Margaret Higgins, born in 1891, was the eldest of eight children, an Australian girl with a strong Irish ancestry. Her diary for the year of 1916 has been preserved by her family. This was no ordinary year. Two of her brothers had just set off to fight in World War I, and were currently training in Egypt for deployment to the Western Front. Who knew if she would ever see them again? At the time of writing her diary, 25 year old Margaret had already been in the workforce for ten years, initially at a laundry in Glebe, and later as a clerk and book-keeper at the large Grace Bros department store at nearby Broadway. It was here that she met her future husband, Fred Wilkins. She now worked with Fred and his brother Syd at their brush and washboard factory in Leichhardt.
Fred, Margaret, Syd and Fred's mother in 1919. Source: Family photo.
Margaret grew up in a world that was changing rapidly. New technology also meant new kinds of affordable entertainment for the working class. Aside from waiting anxiously for word from her brothers, Margaret spent her year hard at work, making visits with friends, and attending church which, as a devout Catholic, she did without fail.

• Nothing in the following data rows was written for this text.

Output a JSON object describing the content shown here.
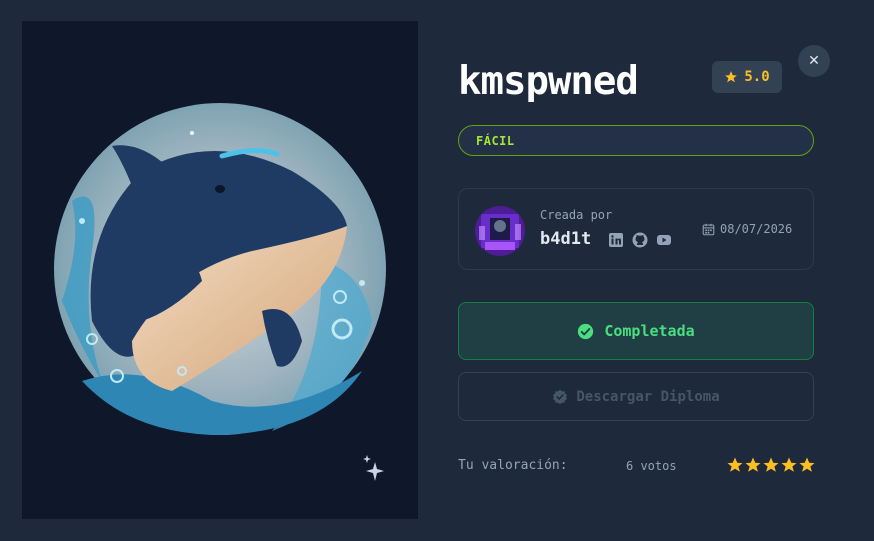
{
  "challenge": {
    "title": "kmspwned",
    "rating": "5.0",
    "difficulty": "FÁCIL"
  },
  "creator": {
    "label": "Creada por",
    "name": "b4d1t",
    "date": "08/07/2026",
    "social_icons": [
      "linkedin-icon",
      "github-icon",
      "youtube-icon"
    ]
  },
  "actions": {
    "completed_label": "Completada",
    "diploma_label": "Descargar Diploma",
    "close_icon": "close-icon"
  },
  "user_rating": {
    "label": "Tu valoración:",
    "votes": "6 votos",
    "stars": 5,
    "max_stars": 5
  },
  "colors": {
    "background": "#1e293b",
    "panel": "#0f172a",
    "accent_green": "#4ade80",
    "difficulty_green": "#a3e635",
    "star": "#fbbf24"
  }
}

As 1916 dawned, Margaret was living with her family in a small terrace house in the working class suburb of Glebe, in inner Sydney. Like many girls of her station, she worked to support her family, but in her leisure time, she enjoyed singing and dancing, and secretly dreamed of a career on the stage or screen. Those who knew her frequently made reference to her cheerful and outgoing personality.

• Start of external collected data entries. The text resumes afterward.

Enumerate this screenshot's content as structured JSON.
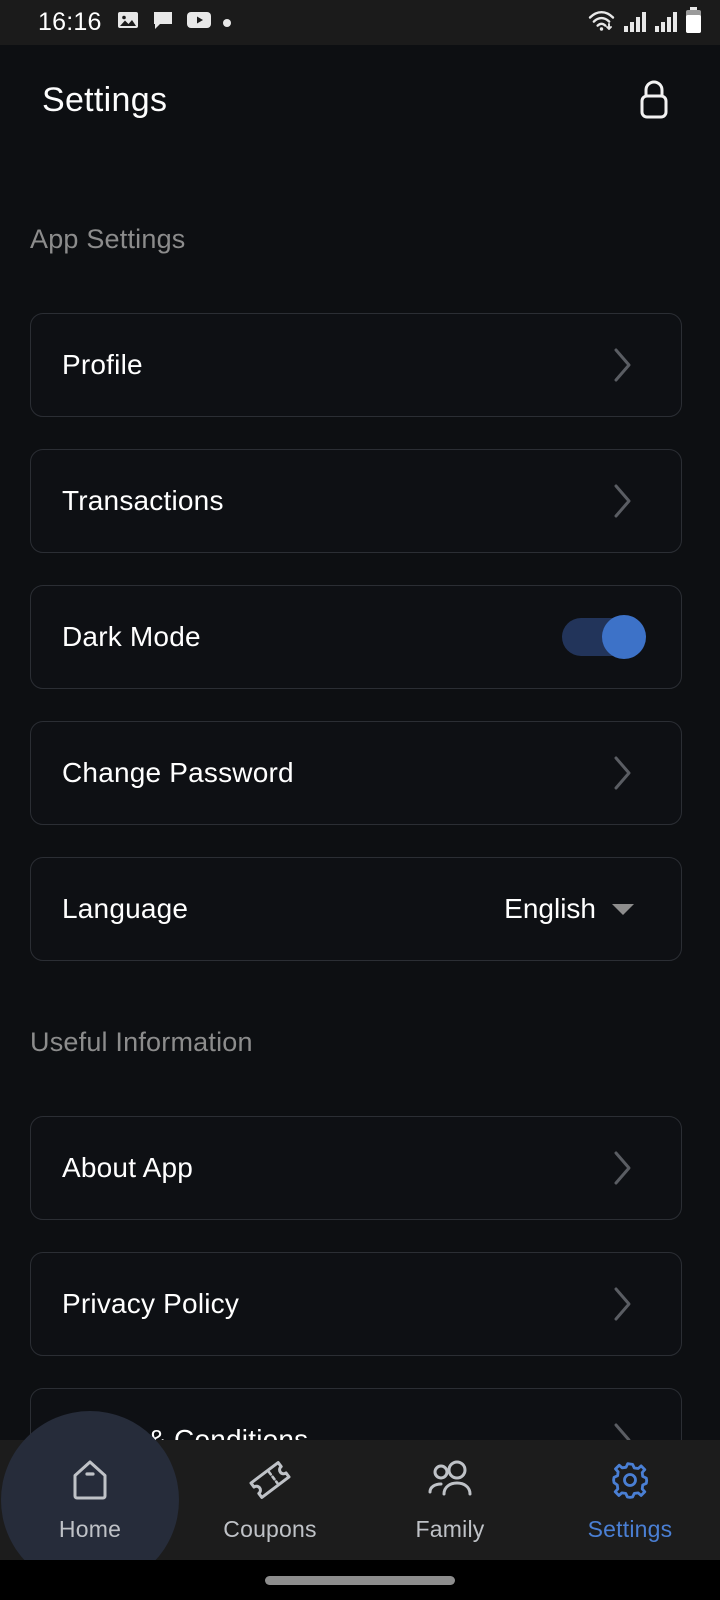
{
  "status_bar": {
    "time": "16:16",
    "left_icons": [
      "gallery-icon",
      "chat-bubble-icon",
      "youtube-icon",
      "dot-indicator"
    ],
    "right_icons": [
      "wifi-icon",
      "signal-icon-sim1",
      "signal-icon-sim2",
      "battery-icon"
    ]
  },
  "header": {
    "title": "Settings",
    "action_icon": "lock-icon"
  },
  "sections": [
    {
      "title": "App Settings",
      "items": [
        {
          "label": "Profile",
          "type": "chevron"
        },
        {
          "label": "Transactions",
          "type": "chevron"
        },
        {
          "label": "Dark Mode",
          "type": "toggle",
          "toggle_on": true
        },
        {
          "label": "Change Password",
          "type": "chevron"
        },
        {
          "label": "Language",
          "type": "dropdown",
          "value": "English"
        }
      ]
    },
    {
      "title": "Useful Information",
      "items": [
        {
          "label": "About App",
          "type": "chevron"
        },
        {
          "label": "Privacy Policy",
          "type": "chevron"
        },
        {
          "label": "Terms & Conditions",
          "type": "chevron"
        }
      ]
    }
  ],
  "bottom_nav": {
    "items": [
      {
        "label": "Home",
        "icon": "home-icon",
        "active": false,
        "pressed": true
      },
      {
        "label": "Coupons",
        "icon": "ticket-icon",
        "active": false,
        "pressed": false
      },
      {
        "label": "Family",
        "icon": "people-icon",
        "active": false,
        "pressed": false
      },
      {
        "label": "Settings",
        "icon": "gear-icon",
        "active": true,
        "pressed": false
      }
    ]
  },
  "colors": {
    "background": "#0d0f12",
    "card_border": "#2b2e34",
    "accent_blue": "#4a7fd4",
    "toggle_track": "#22345a",
    "toggle_knob": "#3d72c8",
    "section_title": "#8c8c8c",
    "nav_background": "#1c1c1c"
  }
}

Of all entertainments, Margaret's favourite was to attend the movies. She was a prodigious filmgoer, often attending screenings several times a week. Each film she saw during 1916 was meticulously recorded in her diary, sometimes along with some brief impressions. Many of the films she watched remain famous to this day. Others are long since lost, and it is only through reviews and other accounts that we can piece them together.
Margaret’s diary gives us an invaluable insight on the habits of the typical Australian girl during one of the most turbulent years in the nation's history.